La pasión china del siglo XVIII

'Audiencia del Emperador de China', tapicería francesa de Aubusson sobre cartón de François Boucher, época Luís XV.

“¿Dónde vas con vestido chiné?” le canta Julián, el enamorado celoso, a su novia Susana en La Verbena de la Paloma, la más célebre de las zarzuelas, estrenada en 1894. El “chiné” es el estampado propio del vestido típico de las madrileñas del XIX, y el lenguaje castizo lo llama así por su evidente origen chino, ya que los tejidos de algodón estampado constituían una de las principales importaciones desde que China se puso de rabiosa moda en el siglo XVIII.

La pasión del llamado Siglo de las Luces por lo chino estalló a raíz de la publicación de la Descripción de China en 1735. Se trataba de una recopilación de las cartas de los misioneros jesuitas, en realidad auténticos informes científicos sobre todos los aspectos de la naturaleza, la sociedad y la cultura de China. Siguiendo el camino marcado por Francisco Javier, el santo español cofundador de la Compañía de Jesús, que murió en la costa china cuando se disponía a iniciar su misión, los jesuitas rompieron el secular aislamiento de China y lograron ser admitidos en ese imperio a partir de 1582.

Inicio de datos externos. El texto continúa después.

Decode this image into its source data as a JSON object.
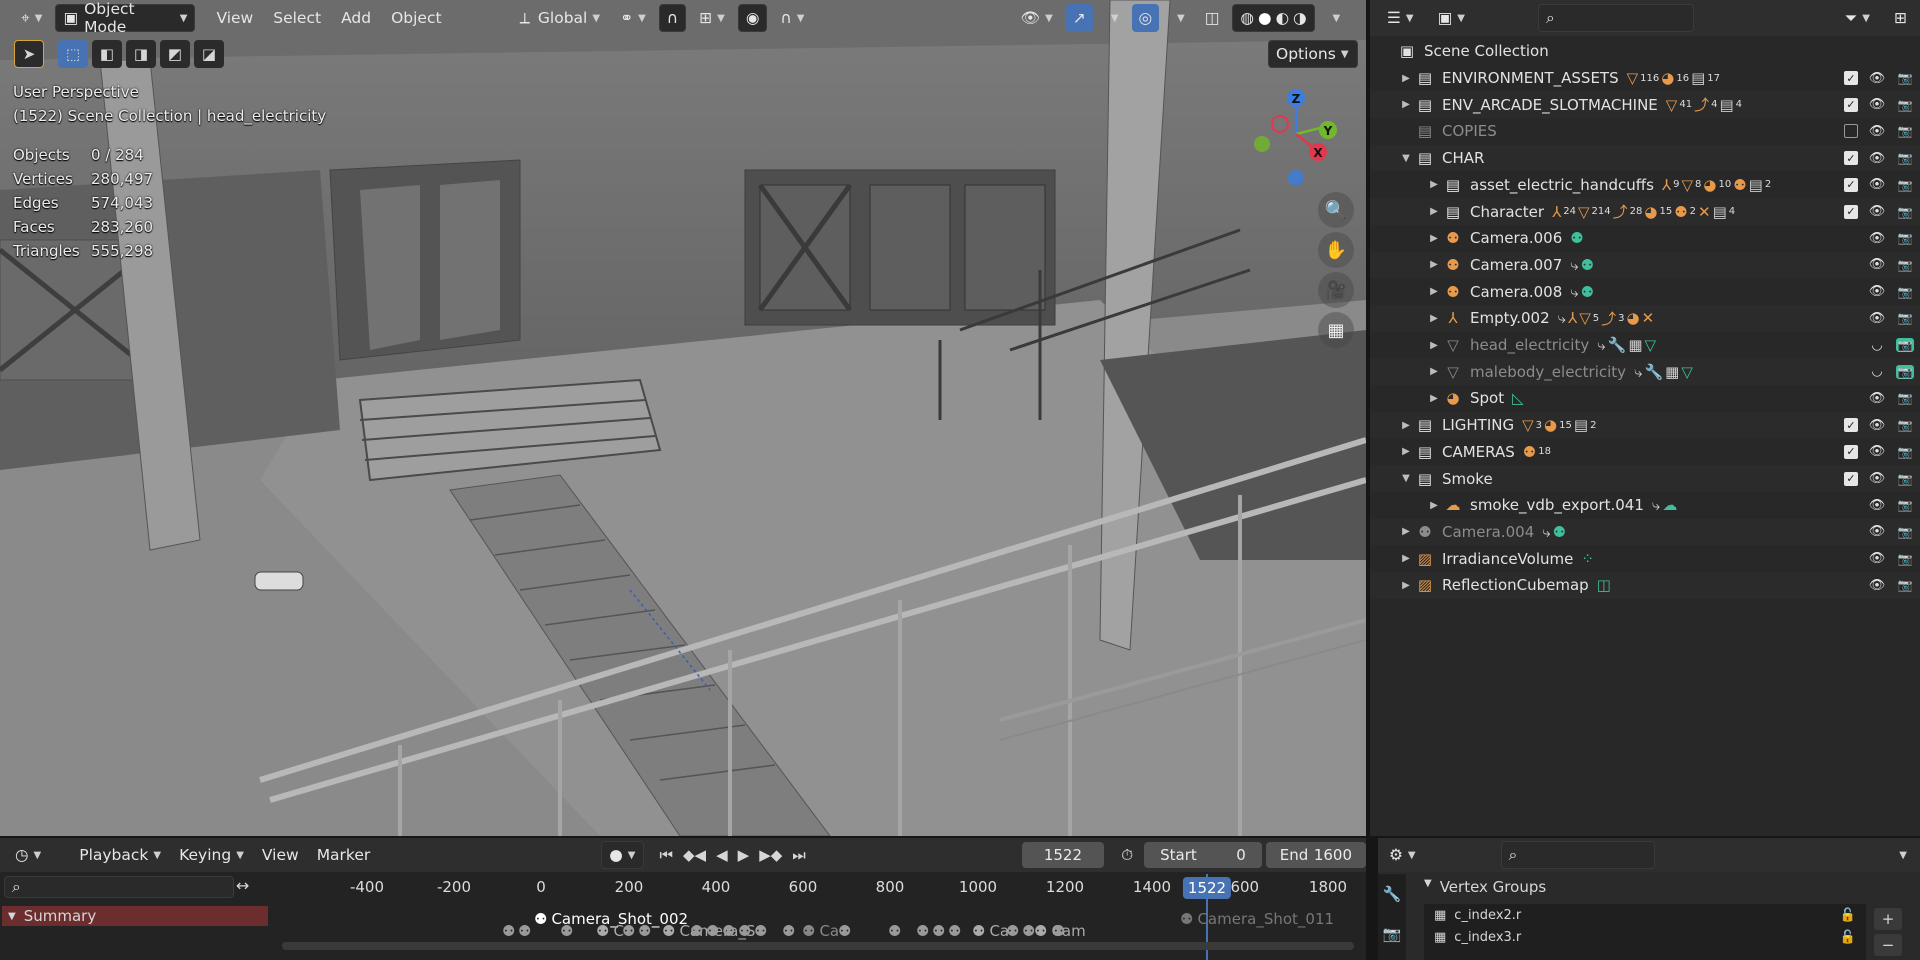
{
  "viewport": {
    "header": {
      "mode": "Object Mode",
      "menus": [
        "View",
        "Select",
        "Add",
        "Object"
      ],
      "orientation": "Global",
      "options_label": "Options"
    },
    "overlay": {
      "perspective": "User Perspective",
      "context": "(1522) Scene Collection | head_electricity",
      "stats": [
        {
          "k": "Objects",
          "v": "0 / 284"
        },
        {
          "k": "Vertices",
          "v": "280,497"
        },
        {
          "k": "Edges",
          "v": "574,043"
        },
        {
          "k": "Faces",
          "v": "283,260"
        },
        {
          "k": "Triangles",
          "v": "555,298"
        }
      ]
    },
    "gizmo": {
      "z": "Z",
      "y": "Y",
      "x": "X"
    }
  },
  "outliner": {
    "search_placeholder": "",
    "root": "Scene Collection",
    "rows": [
      {
        "label": "ENVIRONMENT_ASSETS",
        "indent": 1,
        "type": "collection",
        "arrow": "right",
        "checked": true,
        "tags": [
          [
            "o",
            "▽",
            "116"
          ],
          [
            "o",
            "◕",
            "16"
          ],
          [
            "w",
            "▤",
            "17"
          ]
        ]
      },
      {
        "label": "ENV_ARCADE_SLOTMACHINE",
        "indent": 1,
        "type": "collection",
        "arrow": "right",
        "checked": true,
        "tags": [
          [
            "o",
            "▽",
            "41"
          ],
          [
            "o",
            "⤴",
            "4"
          ],
          [
            "w",
            "▤",
            "4"
          ]
        ]
      },
      {
        "label": "COPIES",
        "indent": 1,
        "type": "collection",
        "arrow": "",
        "checked": false,
        "dim": true,
        "tags": []
      },
      {
        "label": "CHAR",
        "indent": 1,
        "type": "collection",
        "arrow": "down",
        "checked": true,
        "tags": []
      },
      {
        "label": "asset_electric_handcuffs",
        "indent": 2,
        "type": "collection",
        "arrow": "right",
        "checked": true,
        "tags": [
          [
            "o",
            "⅄",
            "9"
          ],
          [
            "o",
            "▽",
            "8"
          ],
          [
            "o",
            "◕",
            "10"
          ],
          [
            "o",
            "⚉",
            ""
          ],
          [
            "w",
            "▤",
            "2"
          ]
        ]
      },
      {
        "label": "Character",
        "indent": 2,
        "type": "collection",
        "arrow": "right",
        "checked": true,
        "tags": [
          [
            "o",
            "⅄",
            "24"
          ],
          [
            "o",
            "▽",
            "214"
          ],
          [
            "o",
            "⤴",
            "28"
          ],
          [
            "o",
            "◕",
            "15"
          ],
          [
            "o",
            "⚉",
            "2"
          ],
          [
            "o",
            "✕",
            ""
          ],
          [
            "w",
            "▤",
            "4"
          ]
        ]
      },
      {
        "label": "Camera.006",
        "indent": 2,
        "type": "camera",
        "arrow": "right",
        "tags": [
          [
            "g",
            "⚉",
            ""
          ]
        ]
      },
      {
        "label": "Camera.007",
        "indent": 2,
        "type": "camera",
        "arrow": "right",
        "tags": [
          [
            "w",
            "⤷",
            ""
          ],
          [
            "g",
            "⚉",
            ""
          ]
        ]
      },
      {
        "label": "Camera.008",
        "indent": 2,
        "type": "camera",
        "arrow": "right",
        "tags": [
          [
            "w",
            "⤷",
            ""
          ],
          [
            "g",
            "⚉",
            ""
          ]
        ]
      },
      {
        "label": "Empty.002",
        "indent": 2,
        "type": "empty",
        "arrow": "right",
        "tags": [
          [
            "w",
            "⤷",
            ""
          ],
          [
            "o",
            "⅄",
            ""
          ],
          [
            "o",
            "▽",
            "5"
          ],
          [
            "o",
            "⤴",
            "3"
          ],
          [
            "o",
            "◕",
            ""
          ],
          [
            "o",
            "✕",
            ""
          ]
        ]
      },
      {
        "label": "head_electricity",
        "indent": 2,
        "type": "mesh",
        "arrow": "right",
        "dim": true,
        "sel": true,
        "tags": [
          [
            "w",
            "⤷",
            ""
          ],
          [
            "b",
            "🔧",
            ""
          ],
          [
            "w",
            "▦",
            ""
          ],
          [
            "g",
            "▽",
            ""
          ]
        ]
      },
      {
        "label": "malebody_electricity",
        "indent": 2,
        "type": "mesh",
        "arrow": "right",
        "dim": true,
        "sel": true,
        "tags": [
          [
            "w",
            "⤷",
            ""
          ],
          [
            "b",
            "🔧",
            ""
          ],
          [
            "w",
            "▦",
            ""
          ],
          [
            "g",
            "▽",
            ""
          ]
        ]
      },
      {
        "label": "Spot",
        "indent": 2,
        "type": "light",
        "arrow": "right",
        "tags": [
          [
            "g",
            "◺",
            ""
          ]
        ]
      },
      {
        "label": "LIGHTING",
        "indent": 1,
        "type": "collection",
        "arrow": "right",
        "checked": true,
        "tags": [
          [
            "o",
            "▽",
            "3"
          ],
          [
            "o",
            "◕",
            "15"
          ],
          [
            "w",
            "▤",
            "2"
          ]
        ]
      },
      {
        "label": "CAMERAS",
        "indent": 1,
        "type": "collection",
        "arrow": "right",
        "checked": true,
        "tags": [
          [
            "o",
            "⚉",
            "18"
          ]
        ]
      },
      {
        "label": "Smoke",
        "indent": 1,
        "type": "collection",
        "arrow": "down",
        "checked": true,
        "tags": []
      },
      {
        "label": "smoke_vdb_export.041",
        "indent": 2,
        "type": "volume",
        "arrow": "right",
        "tags": [
          [
            "w",
            "⤷",
            ""
          ],
          [
            "g",
            "☁",
            ""
          ]
        ]
      },
      {
        "label": "Camera.004",
        "indent": 1,
        "type": "camera",
        "arrow": "right",
        "dim": true,
        "tags": [
          [
            "w",
            "⤷",
            ""
          ],
          [
            "g",
            "⚉",
            ""
          ]
        ]
      },
      {
        "label": "IrradianceVolume",
        "indent": 1,
        "type": "probe",
        "arrow": "right",
        "tags": [
          [
            "g",
            "⁘",
            ""
          ]
        ]
      },
      {
        "label": "ReflectionCubemap",
        "indent": 1,
        "type": "probe",
        "arrow": "right",
        "tags": [
          [
            "g",
            "◫",
            ""
          ]
        ]
      }
    ]
  },
  "timeline": {
    "menus": [
      "Playback",
      "Keying",
      "View",
      "Marker"
    ],
    "current_frame": "1522",
    "start_label": "Start",
    "start_value": "0",
    "end_label": "End",
    "end_value": "1600",
    "ruler": [
      "-400",
      "-200",
      "0",
      "200",
      "400",
      "600",
      "800",
      "1000",
      "1200",
      "1400",
      "1600",
      "1800"
    ],
    "summary_label": "Summary",
    "markers": [
      {
        "label": "Camera_Shot_002"
      },
      {
        "label": "C"
      },
      {
        "label": "Camera_S"
      },
      {
        "label": "Ca"
      },
      {
        "label": "Ca"
      },
      {
        "label": "Cam"
      },
      {
        "label": "Camera_Shot_011"
      }
    ]
  },
  "properties": {
    "panel_title": "Vertex Groups",
    "groups": [
      "c_index2.r",
      "c_index3.r"
    ]
  }
}
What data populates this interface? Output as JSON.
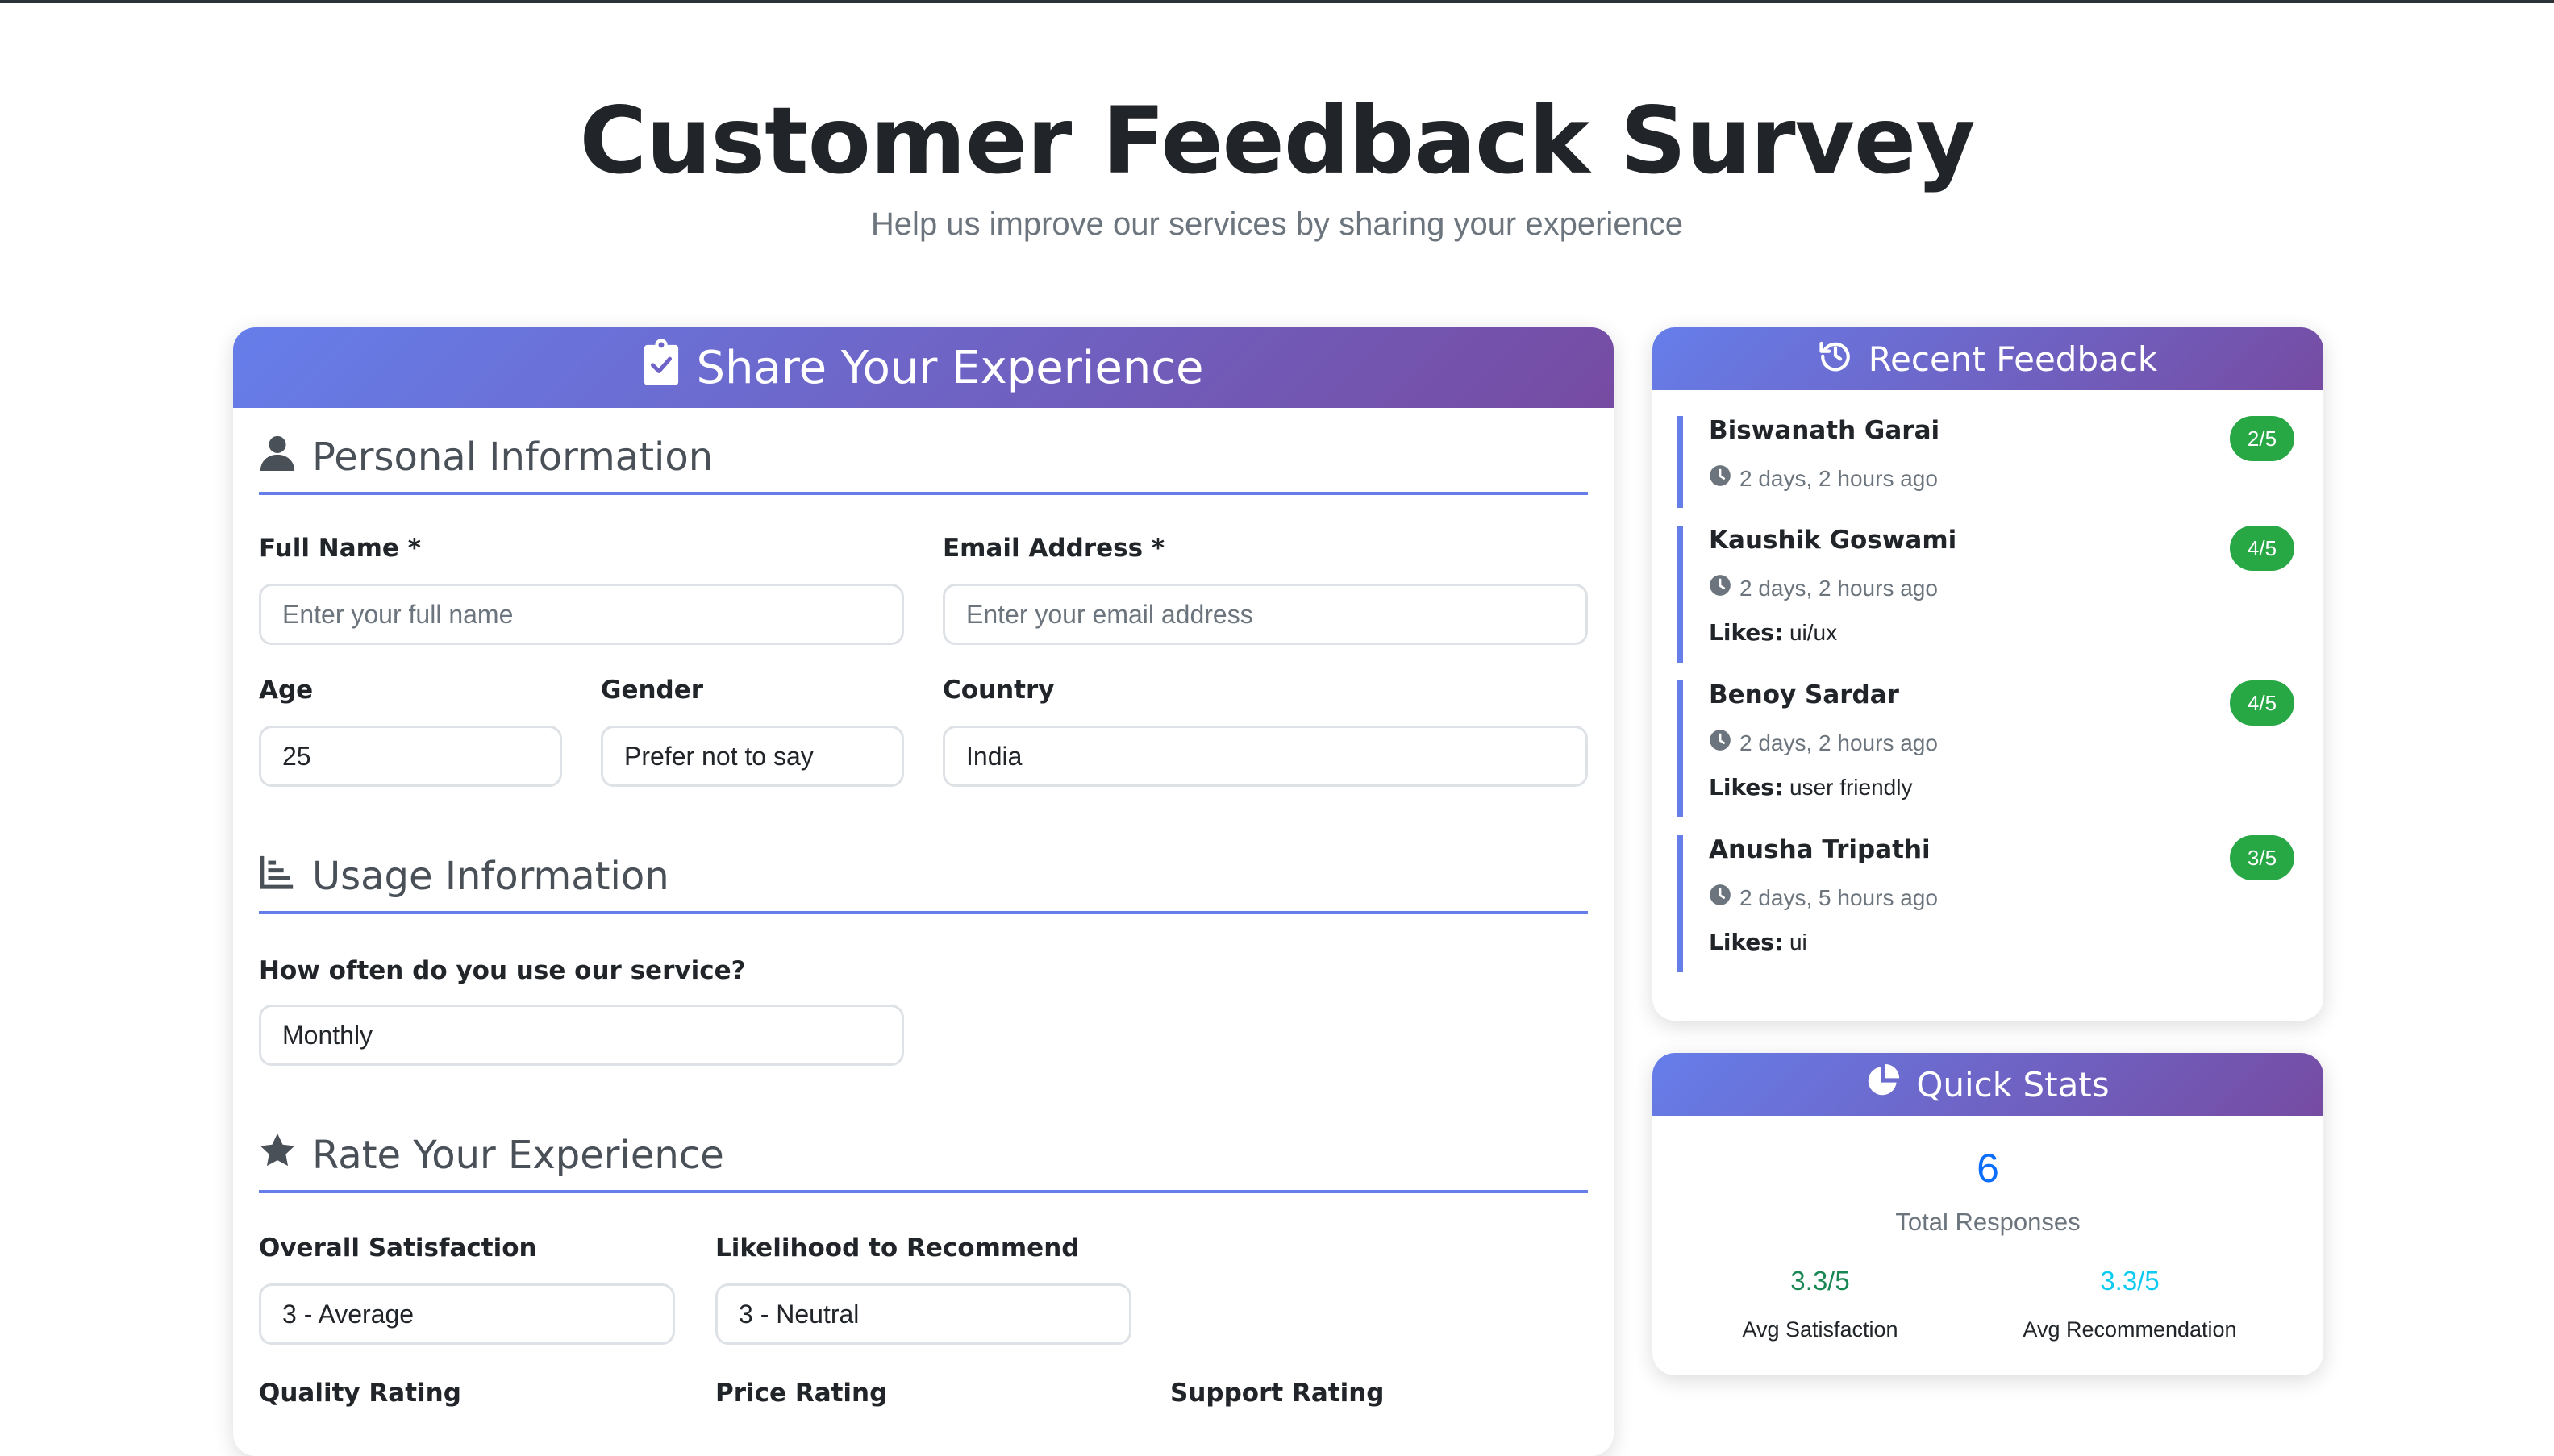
{
  "page": {
    "title": "Customer Feedback Survey",
    "subtitle": "Help us improve our services by sharing your experience"
  },
  "form": {
    "header_title": "Share Your Experience",
    "header_icon": "clipboard-check-icon",
    "sections": {
      "personal": {
        "title": "Personal Information",
        "icon": "user-icon"
      },
      "usage": {
        "title": "Usage Information",
        "icon": "chart-bar-icon"
      },
      "rate": {
        "title": "Rate Your Experience",
        "icon": "star-icon"
      }
    },
    "fields": {
      "full_name": {
        "label": "Full Name *",
        "placeholder": "Enter your full name",
        "value": ""
      },
      "email": {
        "label": "Email Address *",
        "placeholder": "Enter your email address",
        "value": ""
      },
      "age": {
        "label": "Age",
        "value": "25"
      },
      "gender": {
        "label": "Gender",
        "value": "Prefer not to say"
      },
      "country": {
        "label": "Country",
        "value": "India"
      },
      "usage_frequency": {
        "label": "How often do you use our service?",
        "value": "Monthly"
      },
      "overall_satisfaction": {
        "label": "Overall Satisfaction",
        "value": "3 - Average"
      },
      "recommend": {
        "label": "Likelihood to Recommend",
        "value": "3 - Neutral"
      },
      "quality_rating": {
        "label": "Quality Rating"
      },
      "price_rating": {
        "label": "Price Rating"
      },
      "support_rating": {
        "label": "Support Rating"
      }
    }
  },
  "recent_feedback": {
    "title": "Recent Feedback",
    "icon": "history-icon",
    "likes_label": "Likes:",
    "items": [
      {
        "name": "Biswanath Garai",
        "time": "2 days, 2 hours ago",
        "score": "2/5",
        "likes": ""
      },
      {
        "name": "Kaushik Goswami",
        "time": "2 days, 2 hours ago",
        "score": "4/5",
        "likes": "ui/ux"
      },
      {
        "name": "Benoy Sardar",
        "time": "2 days, 2 hours ago",
        "score": "4/5",
        "likes": "user friendly"
      },
      {
        "name": "Anusha Tripathi",
        "time": "2 days, 5 hours ago",
        "score": "3/5",
        "likes": "ui"
      }
    ]
  },
  "quick_stats": {
    "title": "Quick Stats",
    "icon": "pie-chart-icon",
    "total_value": "6",
    "total_label": "Total Responses",
    "avg_satisfaction_value": "3.3/5",
    "avg_satisfaction_label": "Avg Satisfaction",
    "avg_recommendation_value": "3.3/5",
    "avg_recommendation_label": "Avg Recommendation"
  },
  "colors": {
    "gradient_start": "#667eea",
    "gradient_end": "#764ba2",
    "badge_green": "#28a745",
    "stat_blue": "#0d6efd",
    "stat_green": "#198754",
    "stat_cyan": "#0dcaf0"
  }
}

Los jesuitas no eran unos misioneros como los demás, no predicaban al pueblo, no buscaban conversiones en masa. Les interesaban sólo las élites y dedicaron sus esfuerzos a mantener relaciones con las altas esferas del poder y la cultura. Ellos mismos formaban una élite dentro de la Iglesia católica, eran todos universitarios brillantes. No solamente estudiaron el idioma, sino también la filosofía y la literatura chinas, hasta ser expertos en ellas, con lo que obtuvieron el derecho a vestir el “traje de sabio”, estrictamente regulado en China.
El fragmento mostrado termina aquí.